Kadınla istişare meselesini, istişare adabı üzerine, âlimlerin sünnete dayanarak tespit ettiği umumi prensipler muvacehesinde ele almak en doğru yoldur. Bu cümleden olarak, müşavirin “liyakat”ı üzerinde ısrarla, ittifakla durulmuştur. Öyle ise istişare etme ihtiyacı duyulan mesele kadının ihtisas, bilgi ve tecrübesiyle alâkalı değilse, elbette ona müracaat fayda değil, zarar getirebilir. Nitekim Münâvi, “Kadınlara itaat pişmanlıktır.” rivayetini -zayıf olduğuna dikkat çekmekle beraber- “erkeklere ait işlerde” diye kaydeder.
Liyakat açısından erkek, kadından farklı değildir. Bilgi, görgü, ihtisas, tecrübe ve alâka gibi, müracaatı meşru ve gerekli kılan bir vasfı taşımadıkça, sırf “erkek olduğu için” erkeğe müracaat hiçbir âlim tarafından tavsiye edilmemiştir. Yukarıda kaydedilen misallerde, Hz. Şuayb’ın kızının, o meselede bilgi ve dirayet sahibi olduğunu gösteren rivayetleri müfessirler kaydederler.

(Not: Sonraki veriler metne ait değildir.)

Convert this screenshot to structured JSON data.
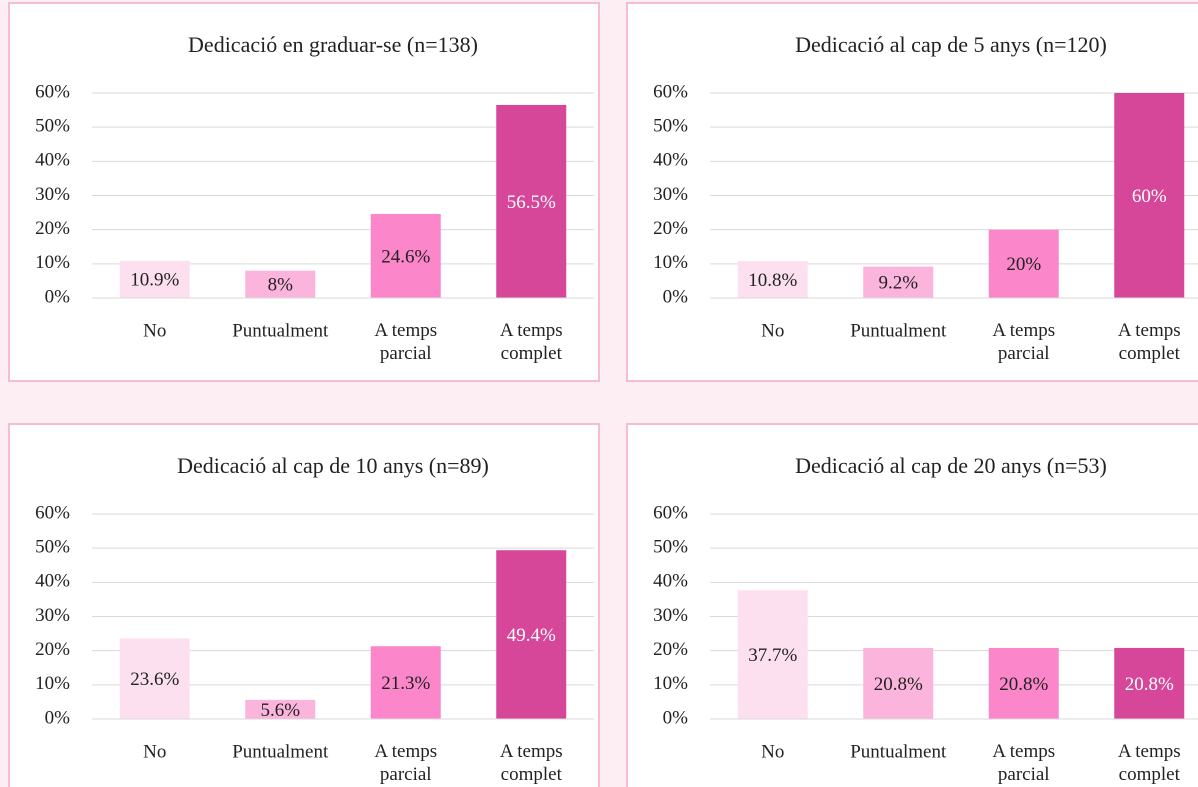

Şu halde liyakatli olan herkes, kadın veya erkek, istişareye layıktır. Olmayan da değildir, ölçü cinsiyet değil, liyâkattir. Ne var ki, bir beldenin veya bir milletin hâkim kültüründe, kadın, sadece mutfak ve diğer günlük işlere hapsedilir, okuyup mânen-ruhen-ilmen yetişip gelişmesi önlenirse istişare dışı bırakılmaya mahkum edilir. Bu hâlin elbette İslamla bir ilgisi yoktur.